Mulas e Schirra - Termoterapia e qualità post-raccolta dei prodotti ortofrutticoli

Maurizio Mulas1* e Mario Schirra2
1 Dipartimento di Economia e Sistemi Arborei, Università di Sassari, via De Nicola 9, 07100 Sassari
2 Istitituto di Scienze delle Produzioni Alimentari, CNR, traversa La Crucca 3, Regione Baldinca, 07040 Li Punti (SS)

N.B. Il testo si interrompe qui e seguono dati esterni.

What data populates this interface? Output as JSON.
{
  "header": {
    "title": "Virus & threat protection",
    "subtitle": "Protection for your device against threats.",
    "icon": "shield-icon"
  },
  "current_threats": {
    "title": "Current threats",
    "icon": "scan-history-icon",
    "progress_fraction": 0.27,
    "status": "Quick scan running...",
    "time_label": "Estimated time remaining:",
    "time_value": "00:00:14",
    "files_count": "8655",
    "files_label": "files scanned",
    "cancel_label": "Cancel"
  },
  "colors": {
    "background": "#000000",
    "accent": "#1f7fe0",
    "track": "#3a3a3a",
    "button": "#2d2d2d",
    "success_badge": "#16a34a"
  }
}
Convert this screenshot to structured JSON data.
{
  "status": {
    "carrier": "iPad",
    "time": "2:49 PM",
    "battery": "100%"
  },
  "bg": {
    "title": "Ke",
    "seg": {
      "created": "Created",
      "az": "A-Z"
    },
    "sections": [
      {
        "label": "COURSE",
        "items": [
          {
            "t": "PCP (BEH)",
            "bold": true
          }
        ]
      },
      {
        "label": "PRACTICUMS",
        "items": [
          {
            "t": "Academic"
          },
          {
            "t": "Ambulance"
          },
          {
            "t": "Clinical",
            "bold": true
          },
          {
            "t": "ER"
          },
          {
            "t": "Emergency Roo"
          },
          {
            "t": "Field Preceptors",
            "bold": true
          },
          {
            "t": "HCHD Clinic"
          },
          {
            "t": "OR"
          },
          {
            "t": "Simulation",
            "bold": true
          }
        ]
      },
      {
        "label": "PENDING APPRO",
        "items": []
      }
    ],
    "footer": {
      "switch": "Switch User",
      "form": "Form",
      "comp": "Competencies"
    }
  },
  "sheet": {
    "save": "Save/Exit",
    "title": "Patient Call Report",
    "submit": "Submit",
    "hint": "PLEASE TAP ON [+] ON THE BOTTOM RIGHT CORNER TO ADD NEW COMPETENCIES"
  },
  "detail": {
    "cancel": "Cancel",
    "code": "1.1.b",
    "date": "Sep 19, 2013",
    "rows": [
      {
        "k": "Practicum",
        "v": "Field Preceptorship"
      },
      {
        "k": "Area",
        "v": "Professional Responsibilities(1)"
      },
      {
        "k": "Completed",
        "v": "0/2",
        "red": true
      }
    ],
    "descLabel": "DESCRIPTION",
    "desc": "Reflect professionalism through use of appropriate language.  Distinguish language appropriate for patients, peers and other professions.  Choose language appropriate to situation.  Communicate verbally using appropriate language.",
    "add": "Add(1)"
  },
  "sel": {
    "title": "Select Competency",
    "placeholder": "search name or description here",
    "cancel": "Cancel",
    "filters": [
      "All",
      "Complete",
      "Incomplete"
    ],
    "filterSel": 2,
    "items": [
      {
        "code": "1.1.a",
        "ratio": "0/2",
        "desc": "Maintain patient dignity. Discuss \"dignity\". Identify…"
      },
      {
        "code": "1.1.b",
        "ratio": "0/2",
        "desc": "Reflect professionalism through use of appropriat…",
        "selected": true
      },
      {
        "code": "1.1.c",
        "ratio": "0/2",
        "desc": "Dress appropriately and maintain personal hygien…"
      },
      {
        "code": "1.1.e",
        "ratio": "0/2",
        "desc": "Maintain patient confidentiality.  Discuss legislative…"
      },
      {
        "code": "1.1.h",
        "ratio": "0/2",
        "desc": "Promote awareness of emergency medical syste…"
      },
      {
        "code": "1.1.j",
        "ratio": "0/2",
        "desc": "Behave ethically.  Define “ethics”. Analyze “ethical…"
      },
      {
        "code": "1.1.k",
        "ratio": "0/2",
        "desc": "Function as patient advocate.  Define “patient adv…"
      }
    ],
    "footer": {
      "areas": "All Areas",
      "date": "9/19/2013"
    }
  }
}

Parole chiave: frutti, ortaggi, conservazione, controllo alterazioni, proprietà nutrizionali.

Riassunto

La termoterapia si è affermata negli ultimi anni come pratica di controllo, principale o integrativa, delle alterazioni postraccolta dei prodotti ortofrutticoli: infezioni da funghi e batteri, infestazioni da insetti e fisiopatie. L’esigenza di avere alimenti privi di residui di composti antiparassitari di sintesi e l’insorgenza sempre più frequente di ceppi di patogeni resistenti ai pochi principi attivi, il cui uso è ammesso in postraccolta, hanno determinato l’impiego su scala industriale di questo mezzo di lotta che spesso è utilizzato in combinazione con altri mezzi fisici o chimici a bassa tossicità. L’efficacia della termoterapia è associata alla scrupolosa e dettagliata messa a punto dei protocolli di applicazione in funzione della specie, della cultivar e dell’area di produzione, soprattutto alla luce dell’esigenza sempre più ricorrente di tempi di conservazione medio-brevi per i prodotti. Il mantenimento e talvolta l’esaltazione delle proprietà merceologiche e nutrizionali dei prodotti, grazie alle applicazioni di termoterapia, è ulteriormente possibile in funzione dell’avanzamento delle conoscenze sulla composizione biochimica degli stessi e delle espressioni geniche che intervengono nella sua modulazione.